White adelgid egg sacs along hemlock twigs. These insects will kill a tree within 5 years

    I convinced myself that I wasn’t going to notice any difference when they stopped spraying other shrubs and trees with the horticultural oil. My reading told me that native insects I’d been spraying for were not going to kill the shrubs and trees. I imagined that the damage they’d do if untrammeled would hardly be noticeable. 


    It’s not turning out to be quite that simple. I’ve already noticed discolored and dying leaves on boxwood. I pruned out some of the worst-looking branches. A few weeks later, more leaves show dots and discoloration. 


Boxwood foliage is yellower than normal, and leaves are stippled with bites

I’d imagined that box (Buxus sempervirens) grew healthily in my garden. More accurately, it looked healthy as long as it got annual spraying.

    With a sinking heart, I noticed last week that scale insects are back on the undersides of the leaves of a variegated kiwi vine (Actinidia kolomikta).

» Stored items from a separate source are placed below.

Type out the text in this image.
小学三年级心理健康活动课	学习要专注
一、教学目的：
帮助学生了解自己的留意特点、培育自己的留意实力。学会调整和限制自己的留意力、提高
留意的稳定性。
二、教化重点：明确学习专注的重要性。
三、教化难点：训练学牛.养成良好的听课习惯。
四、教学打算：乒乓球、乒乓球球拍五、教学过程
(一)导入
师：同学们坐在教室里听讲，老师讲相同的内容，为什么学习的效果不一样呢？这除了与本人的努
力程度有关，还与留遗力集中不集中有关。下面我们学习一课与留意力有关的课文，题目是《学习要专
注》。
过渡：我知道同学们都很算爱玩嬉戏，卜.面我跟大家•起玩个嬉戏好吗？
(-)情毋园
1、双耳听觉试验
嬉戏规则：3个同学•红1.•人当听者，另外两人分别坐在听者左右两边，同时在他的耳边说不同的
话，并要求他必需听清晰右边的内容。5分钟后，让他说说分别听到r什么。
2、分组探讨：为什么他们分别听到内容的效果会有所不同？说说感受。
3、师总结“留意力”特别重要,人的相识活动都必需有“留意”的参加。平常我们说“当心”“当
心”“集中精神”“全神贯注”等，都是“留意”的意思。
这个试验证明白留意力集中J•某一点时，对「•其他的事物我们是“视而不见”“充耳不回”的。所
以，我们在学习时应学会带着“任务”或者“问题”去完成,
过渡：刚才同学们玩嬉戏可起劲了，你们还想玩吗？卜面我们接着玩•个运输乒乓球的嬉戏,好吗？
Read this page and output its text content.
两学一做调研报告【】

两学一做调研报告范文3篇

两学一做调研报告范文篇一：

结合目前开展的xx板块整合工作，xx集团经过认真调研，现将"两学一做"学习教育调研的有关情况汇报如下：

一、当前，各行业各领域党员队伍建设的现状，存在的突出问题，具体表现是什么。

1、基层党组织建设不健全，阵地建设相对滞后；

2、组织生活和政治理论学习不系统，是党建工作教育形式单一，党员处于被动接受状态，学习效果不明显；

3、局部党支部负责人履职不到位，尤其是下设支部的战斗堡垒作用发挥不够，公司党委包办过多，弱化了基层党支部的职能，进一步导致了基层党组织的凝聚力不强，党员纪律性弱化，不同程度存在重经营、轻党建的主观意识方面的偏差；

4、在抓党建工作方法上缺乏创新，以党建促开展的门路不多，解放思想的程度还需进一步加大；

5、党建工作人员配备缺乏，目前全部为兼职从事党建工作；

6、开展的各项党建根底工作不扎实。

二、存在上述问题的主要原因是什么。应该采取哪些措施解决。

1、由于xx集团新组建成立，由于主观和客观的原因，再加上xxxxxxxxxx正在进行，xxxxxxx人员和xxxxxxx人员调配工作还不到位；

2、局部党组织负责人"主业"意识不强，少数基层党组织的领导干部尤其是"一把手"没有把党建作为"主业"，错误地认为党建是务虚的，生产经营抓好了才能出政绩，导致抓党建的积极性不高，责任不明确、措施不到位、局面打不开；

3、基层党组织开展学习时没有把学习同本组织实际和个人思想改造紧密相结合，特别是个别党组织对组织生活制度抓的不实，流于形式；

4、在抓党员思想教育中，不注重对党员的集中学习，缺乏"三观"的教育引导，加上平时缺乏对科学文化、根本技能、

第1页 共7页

I knew they were there last year and hoped I’d eliminated them by swabbing them off the leaves with rubbing alcohol.


White cottony covering protects scale insect on kiwi leaves

    Lueders inspected in March and warned that scale was also affecting two magnolias. I’d noticed black staining on the branches, probably from mold that grew on the insects’ honeydew secretions. 


    So now what? Lueders recommends spraying more horticultural oil. They’d resume treating the magnolias and boxwood in early spring as they used to do, and they’d add a second oil application to the boxwood shrubs in fall.


    The problem is that I’m trying to enable a full population of insects to live in my yard, finding their own balance between leaf-eaters such as the mites and scale and their insect predators. If I keep interfering by applying insecticides, beneficial insect predators won’t be attracted to the garden. 


Dragonflies help maintain balance by eating other insects

Spraying in fall when lots of insects are active would also kill bystanders that are needed as part of the full food web.

    For a start, I think I’ll remove the kiwi vine and replace it with something else that can grow on a north-facing wall. I could try replacing boxwood shrubs with native inkberry (Ilex glabra), which has similar small, shiny evergreen leaves. I’ll hold off on making a decision about the magnolias. 


     I’m thinking of this period as analogous to the transition from conventional to organic farming. It could take a few seasons for a natural balance to be established.